Голос начальника канцелярии премьер-министра умолк, и в трубке послышался хорошо знакомый Лашому голос самого премьер-министра.

– Очень рад, дорогой Лашом. Я боялся, что не застану тебя… – сказал он.

И премьер объяснил Лашому, что происходит. Три министра призывного возраста заявили о своем желании пойти в армию… «Это нужно, даже необходимо, чтобы поднять престиж парламента. Они – люди смелые. И прекрасно!» – продолжал он.
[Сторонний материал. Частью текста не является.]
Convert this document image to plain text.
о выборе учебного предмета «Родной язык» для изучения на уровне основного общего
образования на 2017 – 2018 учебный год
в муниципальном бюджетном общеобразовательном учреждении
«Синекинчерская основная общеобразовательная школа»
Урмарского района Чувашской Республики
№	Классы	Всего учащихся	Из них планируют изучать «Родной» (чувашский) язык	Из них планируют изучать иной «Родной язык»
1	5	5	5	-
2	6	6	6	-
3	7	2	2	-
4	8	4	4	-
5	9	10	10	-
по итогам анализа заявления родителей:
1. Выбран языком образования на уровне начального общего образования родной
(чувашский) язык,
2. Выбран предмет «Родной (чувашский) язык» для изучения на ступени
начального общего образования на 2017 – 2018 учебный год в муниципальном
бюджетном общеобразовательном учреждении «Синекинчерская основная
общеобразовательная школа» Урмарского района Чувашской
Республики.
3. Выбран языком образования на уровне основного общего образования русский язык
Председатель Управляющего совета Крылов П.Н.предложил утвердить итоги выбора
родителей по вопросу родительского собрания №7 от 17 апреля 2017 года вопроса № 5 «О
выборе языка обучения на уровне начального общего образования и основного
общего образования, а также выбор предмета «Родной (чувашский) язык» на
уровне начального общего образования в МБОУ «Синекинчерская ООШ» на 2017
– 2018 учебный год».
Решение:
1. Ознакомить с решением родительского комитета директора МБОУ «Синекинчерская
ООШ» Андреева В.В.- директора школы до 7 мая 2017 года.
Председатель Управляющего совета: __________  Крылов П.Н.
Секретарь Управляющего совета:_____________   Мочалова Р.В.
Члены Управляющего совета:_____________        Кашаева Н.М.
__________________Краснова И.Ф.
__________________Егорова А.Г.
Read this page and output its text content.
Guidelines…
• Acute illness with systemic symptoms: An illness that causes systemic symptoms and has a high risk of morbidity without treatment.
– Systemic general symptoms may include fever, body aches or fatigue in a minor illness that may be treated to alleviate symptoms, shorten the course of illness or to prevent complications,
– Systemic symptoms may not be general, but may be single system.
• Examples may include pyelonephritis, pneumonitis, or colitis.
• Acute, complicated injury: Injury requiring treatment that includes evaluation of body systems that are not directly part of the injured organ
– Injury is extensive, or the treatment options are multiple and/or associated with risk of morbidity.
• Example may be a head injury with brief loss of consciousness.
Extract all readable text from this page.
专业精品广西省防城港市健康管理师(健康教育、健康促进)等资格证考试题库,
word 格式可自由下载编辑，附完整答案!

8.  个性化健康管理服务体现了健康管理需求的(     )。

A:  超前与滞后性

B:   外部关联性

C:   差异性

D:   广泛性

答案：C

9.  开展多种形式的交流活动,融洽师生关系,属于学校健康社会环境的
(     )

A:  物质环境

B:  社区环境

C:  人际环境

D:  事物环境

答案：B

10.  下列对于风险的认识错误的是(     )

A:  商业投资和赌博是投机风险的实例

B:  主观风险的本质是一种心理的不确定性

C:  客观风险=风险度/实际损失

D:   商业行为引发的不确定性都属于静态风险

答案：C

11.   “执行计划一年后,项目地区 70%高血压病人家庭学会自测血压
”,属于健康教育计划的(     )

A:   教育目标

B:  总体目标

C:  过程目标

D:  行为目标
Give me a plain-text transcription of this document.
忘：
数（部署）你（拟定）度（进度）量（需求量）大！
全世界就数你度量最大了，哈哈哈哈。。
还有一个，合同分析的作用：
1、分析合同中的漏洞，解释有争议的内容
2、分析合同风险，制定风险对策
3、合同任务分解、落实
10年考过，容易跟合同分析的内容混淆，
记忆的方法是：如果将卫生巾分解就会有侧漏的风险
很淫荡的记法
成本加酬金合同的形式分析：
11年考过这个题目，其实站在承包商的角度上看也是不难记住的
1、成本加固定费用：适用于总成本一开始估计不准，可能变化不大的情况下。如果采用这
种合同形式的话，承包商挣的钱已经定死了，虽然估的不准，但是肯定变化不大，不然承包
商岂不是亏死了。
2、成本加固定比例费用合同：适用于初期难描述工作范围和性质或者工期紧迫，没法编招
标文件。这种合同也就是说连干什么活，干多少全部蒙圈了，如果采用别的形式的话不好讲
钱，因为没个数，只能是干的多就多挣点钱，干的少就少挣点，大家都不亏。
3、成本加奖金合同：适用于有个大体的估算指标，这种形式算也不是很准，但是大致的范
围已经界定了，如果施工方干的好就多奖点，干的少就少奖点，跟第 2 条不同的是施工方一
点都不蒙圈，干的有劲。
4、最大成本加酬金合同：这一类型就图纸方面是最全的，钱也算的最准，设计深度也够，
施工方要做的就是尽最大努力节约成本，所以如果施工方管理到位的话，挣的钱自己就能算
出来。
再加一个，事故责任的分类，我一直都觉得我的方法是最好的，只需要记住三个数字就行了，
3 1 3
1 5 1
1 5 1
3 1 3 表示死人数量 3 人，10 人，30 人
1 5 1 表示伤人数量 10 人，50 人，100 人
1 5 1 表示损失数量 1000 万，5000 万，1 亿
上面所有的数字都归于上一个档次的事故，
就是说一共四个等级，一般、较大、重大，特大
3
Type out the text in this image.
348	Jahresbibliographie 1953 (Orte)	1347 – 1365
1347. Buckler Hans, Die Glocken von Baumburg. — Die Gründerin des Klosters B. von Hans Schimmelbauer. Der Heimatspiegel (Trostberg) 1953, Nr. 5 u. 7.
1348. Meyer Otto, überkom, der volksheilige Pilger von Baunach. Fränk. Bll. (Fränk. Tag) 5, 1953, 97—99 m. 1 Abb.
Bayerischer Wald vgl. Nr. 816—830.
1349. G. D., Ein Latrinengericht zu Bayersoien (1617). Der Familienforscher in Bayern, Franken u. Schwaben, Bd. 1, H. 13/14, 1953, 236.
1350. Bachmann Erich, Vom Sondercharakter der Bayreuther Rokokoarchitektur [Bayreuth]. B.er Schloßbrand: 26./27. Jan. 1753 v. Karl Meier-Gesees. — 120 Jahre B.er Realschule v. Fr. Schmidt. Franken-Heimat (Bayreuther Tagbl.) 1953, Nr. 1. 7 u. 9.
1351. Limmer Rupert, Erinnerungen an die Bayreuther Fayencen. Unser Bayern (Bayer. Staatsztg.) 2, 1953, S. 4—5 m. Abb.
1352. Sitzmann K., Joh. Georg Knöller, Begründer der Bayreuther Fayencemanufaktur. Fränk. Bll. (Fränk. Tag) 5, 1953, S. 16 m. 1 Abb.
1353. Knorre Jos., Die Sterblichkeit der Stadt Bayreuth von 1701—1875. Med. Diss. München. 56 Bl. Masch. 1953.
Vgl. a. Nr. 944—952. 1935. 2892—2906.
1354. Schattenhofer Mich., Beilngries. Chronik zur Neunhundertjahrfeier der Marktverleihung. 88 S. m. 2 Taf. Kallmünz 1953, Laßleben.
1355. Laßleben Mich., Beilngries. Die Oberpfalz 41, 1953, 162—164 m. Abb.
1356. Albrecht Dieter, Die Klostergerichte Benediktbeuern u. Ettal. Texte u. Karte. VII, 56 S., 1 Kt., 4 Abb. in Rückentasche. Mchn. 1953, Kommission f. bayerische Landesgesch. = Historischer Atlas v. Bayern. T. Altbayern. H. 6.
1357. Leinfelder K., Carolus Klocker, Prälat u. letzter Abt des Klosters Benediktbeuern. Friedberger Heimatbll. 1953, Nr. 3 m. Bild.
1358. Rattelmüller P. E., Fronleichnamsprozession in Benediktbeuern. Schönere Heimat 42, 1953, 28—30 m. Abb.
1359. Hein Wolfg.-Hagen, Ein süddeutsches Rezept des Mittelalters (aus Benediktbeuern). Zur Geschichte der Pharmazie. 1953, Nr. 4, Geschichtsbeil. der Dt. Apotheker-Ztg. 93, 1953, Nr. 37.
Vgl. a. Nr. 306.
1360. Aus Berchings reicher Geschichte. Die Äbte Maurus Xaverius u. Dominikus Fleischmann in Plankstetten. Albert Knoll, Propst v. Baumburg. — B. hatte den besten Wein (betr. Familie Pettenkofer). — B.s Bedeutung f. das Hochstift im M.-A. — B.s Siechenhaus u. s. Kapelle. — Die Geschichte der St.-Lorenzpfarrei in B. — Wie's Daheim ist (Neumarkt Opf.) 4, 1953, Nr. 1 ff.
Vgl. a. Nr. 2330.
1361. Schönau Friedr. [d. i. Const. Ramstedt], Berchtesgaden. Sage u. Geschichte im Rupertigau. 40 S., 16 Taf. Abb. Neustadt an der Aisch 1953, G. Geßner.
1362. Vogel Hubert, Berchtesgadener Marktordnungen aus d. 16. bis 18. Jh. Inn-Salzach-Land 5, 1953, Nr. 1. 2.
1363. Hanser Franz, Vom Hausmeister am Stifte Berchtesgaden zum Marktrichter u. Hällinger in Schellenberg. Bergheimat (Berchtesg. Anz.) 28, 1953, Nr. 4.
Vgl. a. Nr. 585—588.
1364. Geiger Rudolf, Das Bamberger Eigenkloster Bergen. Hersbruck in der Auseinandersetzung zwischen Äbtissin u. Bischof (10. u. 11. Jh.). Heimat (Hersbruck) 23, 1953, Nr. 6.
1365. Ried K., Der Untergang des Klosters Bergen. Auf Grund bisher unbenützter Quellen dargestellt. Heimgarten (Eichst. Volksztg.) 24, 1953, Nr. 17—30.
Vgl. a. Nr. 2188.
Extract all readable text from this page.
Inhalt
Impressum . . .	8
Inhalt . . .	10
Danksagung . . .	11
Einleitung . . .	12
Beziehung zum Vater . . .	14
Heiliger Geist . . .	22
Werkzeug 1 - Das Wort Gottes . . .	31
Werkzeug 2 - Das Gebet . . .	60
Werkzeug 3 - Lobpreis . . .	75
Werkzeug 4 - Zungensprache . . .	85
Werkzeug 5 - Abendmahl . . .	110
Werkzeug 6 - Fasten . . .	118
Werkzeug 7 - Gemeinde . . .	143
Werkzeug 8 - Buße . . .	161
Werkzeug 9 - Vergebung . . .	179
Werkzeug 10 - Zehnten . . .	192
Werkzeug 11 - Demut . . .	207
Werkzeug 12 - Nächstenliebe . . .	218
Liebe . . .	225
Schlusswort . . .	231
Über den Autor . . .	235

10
Это событие в то же время давало повод произвести необходимые, нужные для страны перемены в составе кабинета и создать новое правительство национального единства и общественного спасения. Учитывая влияние различных партий, премьер предлагал Лашому пост вице-председателя кабинета министров без портфеля.

– Твоя партия представляет примерно третью часть избирателей, подлежащих мобилизации… – сказал премьер.

«Тебе все-таки пришлось это признать?» – подумал Симон.

– Сейчас не время думать о второстепенных разногласиях. Я прошу тебя, я настаиваю на том, чтобы ты принял этот пост, – продолжал премьер. – Я не поручаю тебе никакого министерства потому, что, сам понимаешь, я предпочитаю, чтобы их возглавили люди менее нужные, чем ты. Я предполагаю поставить под твой контроль сразу несколько министерств… И главное, общественное мнение…

– Прошу час на размышление. Через час я дам тебе ответ, – сказал Симон.

Противогаз лежал перед ним на столе.

Его мысль, еще минуту назад блуждавшая в беспросветной тьме отчаяния, теперь снова работала четко и ясно.

Если он не примет предложенный пост, кто займет его? Должно быть, Франсуа Моро или Дельпа. Моро – сущий идиот, ну, конечно, не полный идиот, но не тот человек, какой сейчас нужен. В то время как он, Лашом… Имеет ли он право уклониться? Может быть, спросить мнение своей парламентской группы? «О, группа поступит так, как я захочу… Значит, снова борьба, зависть, интриги, подчиненные, которые плохо слушаются, снова ответственность… И все это – в условиях войны».